Howard Carter would no longer be satisfied with simply locating tombs. Now he wanted tombs of significance, untouched throughout history, and he especially wanted the great treasures buried with every pharaoh.
Carter “emerged from the tomb,” wrote a friend of Theodore Davis’s, “a horrid object, dripping and wet, with a black dust over his face and hands-he was very sick, too, and had to lie down for some time.”
But the very next day, Carter was back at work, searching for that elusive virgin tomb that would make him a household name.
Maybe it would be Hatshepsut.
Or perhaps another pharaoh of even greater importance.

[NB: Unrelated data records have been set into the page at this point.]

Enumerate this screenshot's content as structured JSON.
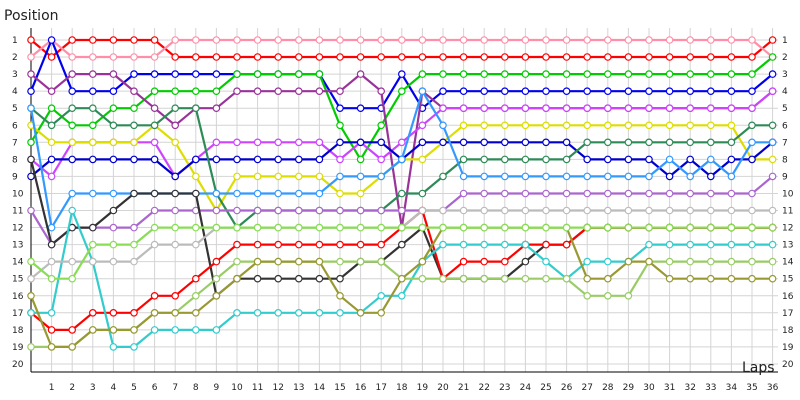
{
  "chart_data": {
    "type": "line",
    "ylabel": "Position",
    "xlabel": "Laps",
    "xlim": [
      0,
      36
    ],
    "ylim": [
      1,
      20
    ],
    "x_ticks": [
      1,
      2,
      3,
      4,
      5,
      6,
      7,
      8,
      9,
      10,
      11,
      12,
      13,
      14,
      15,
      16,
      17,
      18,
      19,
      20,
      21,
      22,
      23,
      24,
      25,
      26,
      27,
      28,
      29,
      30,
      31,
      32,
      33,
      34,
      35,
      36
    ],
    "y_ticks": [
      1,
      2,
      3,
      4,
      5,
      6,
      7,
      8,
      9,
      10,
      11,
      12,
      13,
      14,
      15,
      16,
      17,
      18,
      19,
      20
    ],
    "grid": true,
    "x": [
      0,
      1,
      2,
      3,
      4,
      5,
      6,
      7,
      8,
      9,
      10,
      11,
      12,
      13,
      14,
      15,
      16,
      17,
      18,
      19,
      20,
      21,
      22,
      23,
      24,
      25,
      26,
      27,
      28,
      29,
      30,
      31,
      32,
      33,
      34,
      35,
      36
    ],
    "series": [
      {
        "color": "#ff0000",
        "values": [
          1,
          2,
          1,
          1,
          1,
          1,
          1,
          2,
          2,
          2,
          2,
          2,
          2,
          2,
          2,
          2,
          2,
          2,
          2,
          2,
          2,
          2,
          2,
          2,
          2,
          2,
          2,
          2,
          2,
          2,
          2,
          2,
          2,
          2,
          2,
          2,
          1
        ]
      },
      {
        "color": "#ff8fa8",
        "values": [
          2,
          1,
          2,
          2,
          2,
          2,
          2,
          1,
          1,
          1,
          1,
          1,
          1,
          1,
          1,
          1,
          1,
          1,
          1,
          1,
          1,
          1,
          1,
          1,
          1,
          1,
          1,
          1,
          1,
          1,
          1,
          1,
          1,
          1,
          1,
          1,
          2
        ]
      },
      {
        "color": "#0000ee",
        "values": [
          4,
          1,
          4,
          4,
          4,
          3,
          3,
          3,
          3,
          3,
          3,
          3,
          3,
          3,
          3,
          5,
          5,
          5,
          3,
          5,
          4,
          4,
          4,
          4,
          4,
          4,
          4,
          4,
          4,
          4,
          4,
          4,
          4,
          4,
          4,
          4,
          3
        ]
      },
      {
        "color": "#00cc00",
        "values": [
          7,
          5,
          6,
          6,
          5,
          5,
          4,
          4,
          4,
          4,
          3,
          3,
          3,
          3,
          3,
          6,
          8,
          6,
          4,
          3,
          3,
          3,
          3,
          3,
          3,
          3,
          3,
          3,
          3,
          3,
          3,
          3,
          3,
          3,
          3,
          3,
          2
        ]
      },
      {
        "color": "#993399",
        "values": [
          3,
          4,
          3,
          3,
          3,
          4,
          5,
          6,
          5,
          5,
          4,
          4,
          4,
          4,
          4,
          4,
          3,
          4,
          12,
          4,
          5,
          5,
          5,
          5,
          5,
          5,
          5,
          5,
          5,
          5,
          5,
          5,
          5,
          5,
          5,
          5,
          4
        ]
      },
      {
        "color": "#cc44ff",
        "values": [
          8,
          9,
          7,
          7,
          7,
          7,
          7,
          9,
          8,
          7,
          7,
          7,
          7,
          7,
          7,
          8,
          7,
          8,
          7,
          6,
          5,
          5,
          5,
          5,
          5,
          5,
          5,
          5,
          5,
          5,
          5,
          5,
          5,
          5,
          5,
          5,
          4
        ]
      },
      {
        "color": "#dddd00",
        "values": [
          6,
          7,
          7,
          7,
          7,
          7,
          6,
          7,
          9,
          11,
          9,
          9,
          9,
          9,
          9,
          10,
          10,
          9,
          8,
          8,
          7,
          6,
          6,
          6,
          6,
          6,
          6,
          6,
          6,
          6,
          6,
          6,
          6,
          6,
          6,
          8,
          8
        ]
      },
      {
        "color": "#0000cc",
        "values": [
          9,
          8,
          8,
          8,
          8,
          8,
          8,
          9,
          8,
          8,
          8,
          8,
          8,
          8,
          8,
          7,
          7,
          7,
          8,
          7,
          7,
          7,
          7,
          7,
          7,
          7,
          7,
          8,
          8,
          8,
          8,
          9,
          8,
          9,
          8,
          8,
          7
        ]
      },
      {
        "color": "#2e8b57",
        "values": [
          5,
          6,
          5,
          5,
          6,
          6,
          6,
          5,
          5,
          10,
          12,
          11,
          11,
          11,
          11,
          11,
          11,
          11,
          10,
          10,
          9,
          8,
          8,
          8,
          8,
          8,
          8,
          7,
          7,
          7,
          7,
          7,
          7,
          7,
          7,
          6,
          6
        ]
      },
      {
        "color": "#3399ff",
        "values": [
          5,
          12,
          10,
          10,
          10,
          10,
          10,
          10,
          10,
          10,
          10,
          10,
          10,
          10,
          10,
          9,
          9,
          9,
          8,
          4,
          6,
          9,
          9,
          9,
          9,
          9,
          9,
          9,
          9,
          9,
          9,
          8,
          9,
          8,
          9,
          7,
          7
        ]
      },
      {
        "color": "#aa66cc",
        "values": [
          11,
          13,
          12,
          12,
          12,
          12,
          11,
          11,
          11,
          11,
          11,
          11,
          11,
          11,
          11,
          11,
          11,
          11,
          11,
          11,
          11,
          10,
          10,
          10,
          10,
          10,
          10,
          10,
          10,
          10,
          10,
          10,
          10,
          10,
          10,
          10,
          9
        ]
      },
      {
        "color": "#333333",
        "values": [
          8,
          13,
          12,
          12,
          11,
          10,
          10,
          10,
          10,
          16,
          15,
          15,
          15,
          15,
          15,
          15,
          14,
          14,
          13,
          12,
          15,
          15,
          15,
          15,
          14,
          13,
          13,
          12,
          12,
          12,
          12,
          12,
          12,
          12,
          12,
          12,
          12
        ]
      },
      {
        "color": "#ff0000",
        "values": [
          17,
          18,
          18,
          17,
          17,
          17,
          16,
          16,
          15,
          14,
          13,
          13,
          13,
          13,
          13,
          13,
          13,
          13,
          12,
          11,
          15,
          14,
          14,
          14,
          13,
          13,
          13,
          12,
          12,
          12,
          12,
          12,
          12,
          12,
          12,
          12,
          12
        ]
      },
      {
        "color": "#33cccc",
        "values": [
          17,
          17,
          11,
          14,
          19,
          19,
          18,
          18,
          18,
          18,
          17,
          17,
          17,
          17,
          17,
          17,
          17,
          16,
          16,
          14,
          13,
          13,
          13,
          13,
          13,
          14,
          15,
          14,
          14,
          14,
          13,
          13,
          13,
          13,
          13,
          13,
          13
        ]
      },
      {
        "color": "#99cc66",
        "values": [
          19,
          19,
          19,
          18,
          18,
          18,
          17,
          17,
          16,
          15,
          14,
          14,
          14,
          14,
          14,
          14,
          14,
          14,
          15,
          15,
          15,
          15,
          15,
          15,
          15,
          15,
          15,
          16,
          16,
          16,
          14,
          14,
          14,
          14,
          14,
          14,
          14
        ]
      },
      {
        "color": "#999933",
        "values": [
          16,
          19,
          19,
          18,
          18,
          18,
          17,
          17,
          17,
          16,
          15,
          14,
          14,
          14,
          14,
          16,
          17,
          17,
          15,
          14,
          12,
          12,
          12,
          12,
          12,
          12,
          12,
          15,
          15,
          14,
          14,
          15,
          15,
          15,
          15,
          15,
          15
        ]
      },
      {
        "color": "#bbbbbb",
        "values": [
          15,
          14,
          14,
          14,
          14,
          14,
          13,
          13,
          13,
          12,
          12,
          12,
          12,
          12,
          12,
          12,
          12,
          12,
          12,
          11,
          11,
          11,
          11,
          11,
          11,
          11,
          11,
          11,
          11,
          11,
          11,
          11,
          11,
          11,
          11,
          11,
          11
        ]
      },
      {
        "color": "#88dd55",
        "values": [
          14,
          15,
          15,
          13,
          13,
          13,
          12,
          12,
          12,
          12,
          12,
          12,
          12,
          12,
          12,
          12,
          12,
          12,
          12,
          12,
          12,
          12,
          12,
          12,
          12,
          12,
          12,
          12,
          12,
          12,
          12,
          12,
          12,
          12,
          12,
          12,
          12
        ]
      }
    ]
  }
}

The treasure hunt continued, and, in truth, it became Howard Carter’s whole life.
Amarna
1335 BC
NEFERTITI WEPT as she had never wept before.

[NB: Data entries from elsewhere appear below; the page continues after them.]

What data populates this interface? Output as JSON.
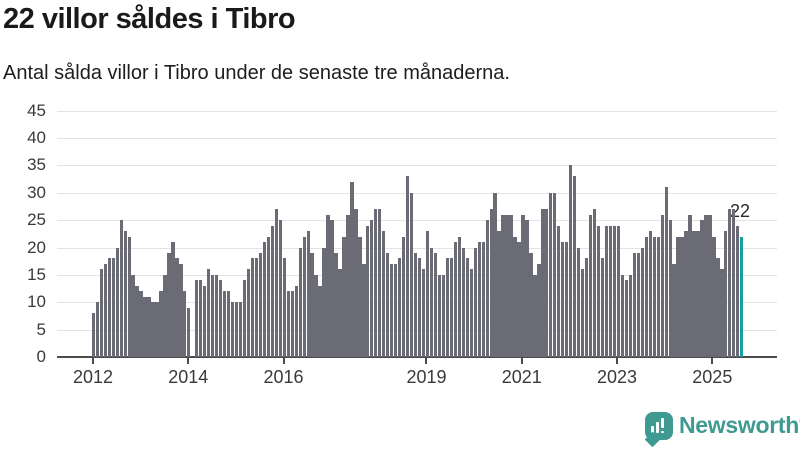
{
  "header": {
    "title": "22 villor såldes i Tibro",
    "subtitle": "Antal sålda villor i Tibro under de senaste tre månaderna."
  },
  "annotation": {
    "last_value_label": "22"
  },
  "branding": {
    "name": "Newsworthy",
    "logo_icon": "newsworthy-bubble-chart-icon",
    "brand_color": "#3f9a92"
  },
  "chart_data": {
    "type": "bar",
    "title": "22 villor såldes i Tibro",
    "subtitle": "Antal sålda villor i Tibro under de senaste tre månaderna.",
    "x_tick_labels": [
      "2012",
      "2014",
      "2016",
      "2019",
      "2021",
      "2023",
      "2025"
    ],
    "y_ticks": [
      0,
      5,
      10,
      15,
      20,
      25,
      30,
      35,
      40,
      45
    ],
    "ylim": [
      0,
      45
    ],
    "grid": "horizontal",
    "legend": "none",
    "x_unit": "month",
    "bar_color": "#6b6b75",
    "highlight_color": "#16a0a3",
    "highlight_last_bar": true,
    "last_value": 22,
    "values": [
      8,
      10,
      16,
      17,
      18,
      18,
      20,
      25,
      23,
      22,
      15,
      13,
      12,
      11,
      11,
      10,
      10,
      12,
      15,
      19,
      21,
      18,
      17,
      12,
      9,
      0,
      14,
      14,
      13,
      16,
      15,
      15,
      14,
      12,
      12,
      10,
      10,
      10,
      14,
      16,
      18,
      18,
      19,
      21,
      22,
      24,
      27,
      25,
      18,
      12,
      12,
      13,
      20,
      22,
      23,
      19,
      15,
      13,
      20,
      26,
      25,
      19,
      16,
      22,
      26,
      32,
      27,
      22,
      17,
      24,
      25,
      27,
      27,
      23,
      19,
      17,
      17,
      18,
      22,
      33,
      30,
      19,
      18,
      16,
      23,
      20,
      19,
      15,
      15,
      18,
      18,
      21,
      22,
      20,
      18,
      16,
      20,
      21,
      21,
      25,
      27,
      30,
      23,
      26,
      26,
      26,
      22,
      21,
      26,
      25,
      19,
      15,
      17,
      27,
      27,
      30,
      30,
      24,
      21,
      21,
      35,
      33,
      20,
      16,
      18,
      26,
      27,
      24,
      18,
      24,
      24,
      24,
      24,
      15,
      14,
      15,
      19,
      19,
      20,
      22,
      23,
      22,
      22,
      26,
      31,
      25,
      17,
      22,
      22,
      23,
      26,
      23,
      23,
      25,
      26,
      26,
      22,
      18,
      16,
      23,
      27,
      27,
      24,
      22
    ]
  }
}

“Aye!” she finally yelled. “Bring me Aye. I need him right this minute. Now!”
The royal scribe came running into the pharaoh’s bedroom. Nefertiti was slumped at the foot of the bed, her supple frame hidden in an elaborate robe. The pharaoh lay on his back, unclothed, covered only by a scrap of bedsheet Nefertiti had laid across his lower body.
“He’s dead,” Nefertiti said before Aye could utter a word.
Their eyes locked, and in that brief exchange, in the fire of Nefertiti’s eyes, the power in the royal palace shifted inexorably in the new widow’s favor. She was no longer the wife of the pharaoh but ruler of all of Egypt. She was divine. And Aye was still just the scribe-that is, if she allowed him to live.
Aye cleared his throat. “What happened?”